Magazine Journal intime

Embuscade (2)

Publié le 13 janvier 2009 par Stella

rebellion.1231870022.jpgDiscuter, pour le capitaine Samba, signifie exposer doctement son point de vue sans être interrompu de façon intempestive. Lorsque l’interlocuteur a la kalach’ posée sur la tempe, c’est impeccable. Le contact du métal, sans doute… Comme ce genre d’exercice se révèle fatigant, à la longue, il dût recourir aux services de Luigi, un brave gars pas trop agité. Naïki, par exemple, est incapable de rester tranquille. On ne peut même pas être sûr qu’il ne va pas appuyer sur la détente sans faire exprès, jusque parce qu’il a la bougeotte et qu’il ne contrôle pas ses propres doigts.

Le capitaine Samba s’employa donc à discuter avec ses deux visiteurs, posément, tranquillement, à l’aide du bon Luigi. Deux magnifiques heures s’écoulèrent, au cours desquelles il exposa ses griefs contre le pouvoir en place, responsable de tous les maux d’ici et d’ailleurs, incapable de trouver des solutions alors que lui, à son modeste niveau, avait des idées aussi nombreuses que les grains de maïs dans un sac de 50 kilos pour nous sortir du trou. Il s’écoutait parler, fasciné par sa propre parole, regardant les mots s’écouler les uns à la suite des autres pour former des phrases, un discours lourd d’un sensque lui seul, capitaine Samba, était capable de concevoir. Il se sentait maçon au pied d’un mur, additionnant les briques et les scellant d’un bon mortier. Il voyait l’édifice de son raisonnement monter sous ses yeux. Instant magique.

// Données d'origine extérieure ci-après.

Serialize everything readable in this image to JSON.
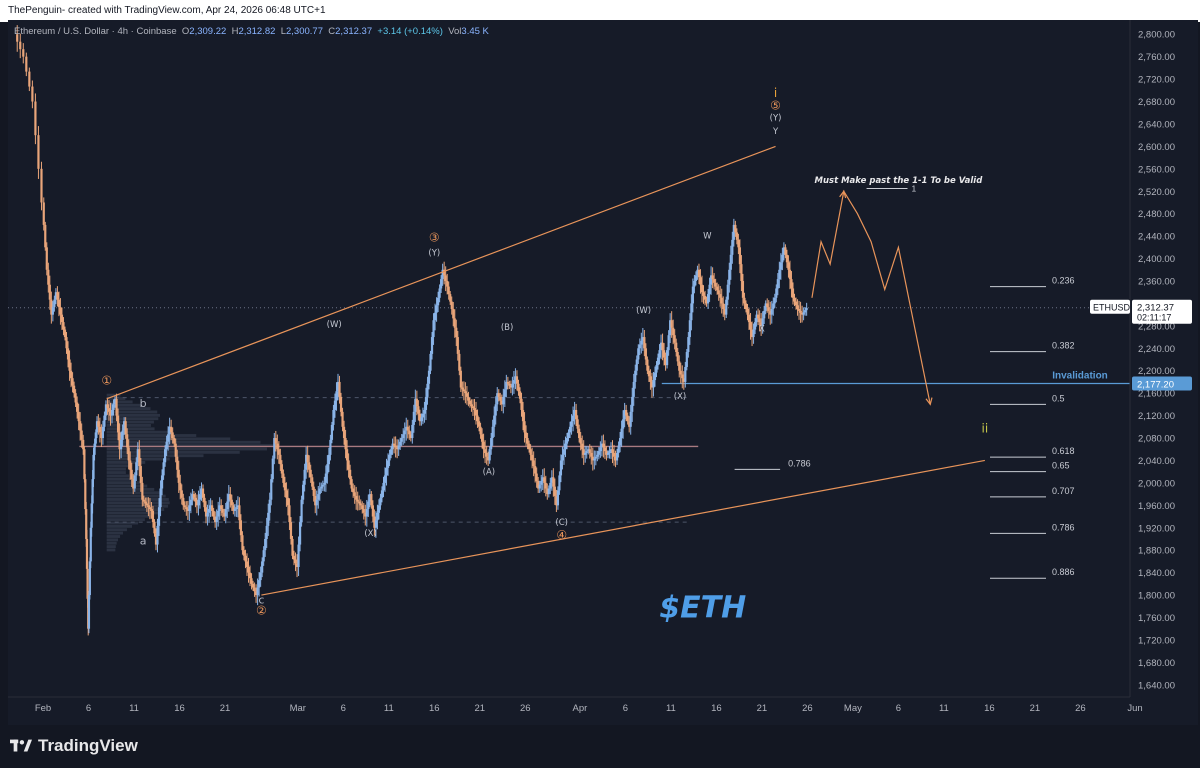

Les visiteurs, figés de frayeur dans un premier temps, avaient commencé par l’écouter attentivement. Le temps passant, leur attention s’était relâchée. Avec prudence, la femme détaillait les lieux. Dos à la voiture, elle avait compris qu’il ne se passerait rien de grave. Cet olibrius avait trop envie de faire un tour dans le 4 x 4 pour risquer de l’abîmer par un geste inconsidéré. Son copain, en revanche, semblait plus incertain. Encore qu’il devait certainement se traîner une bonne myopie pour être obligé de plisser des yeux si souvent. Le jeune en gants de boxe apparaissait inoffensif. Le seul problème, finalement, c’était ce grand gaillard plein de tic qui ne tenait pas en place. Un drôle de camé, c’est sûr. Un fou dangereux.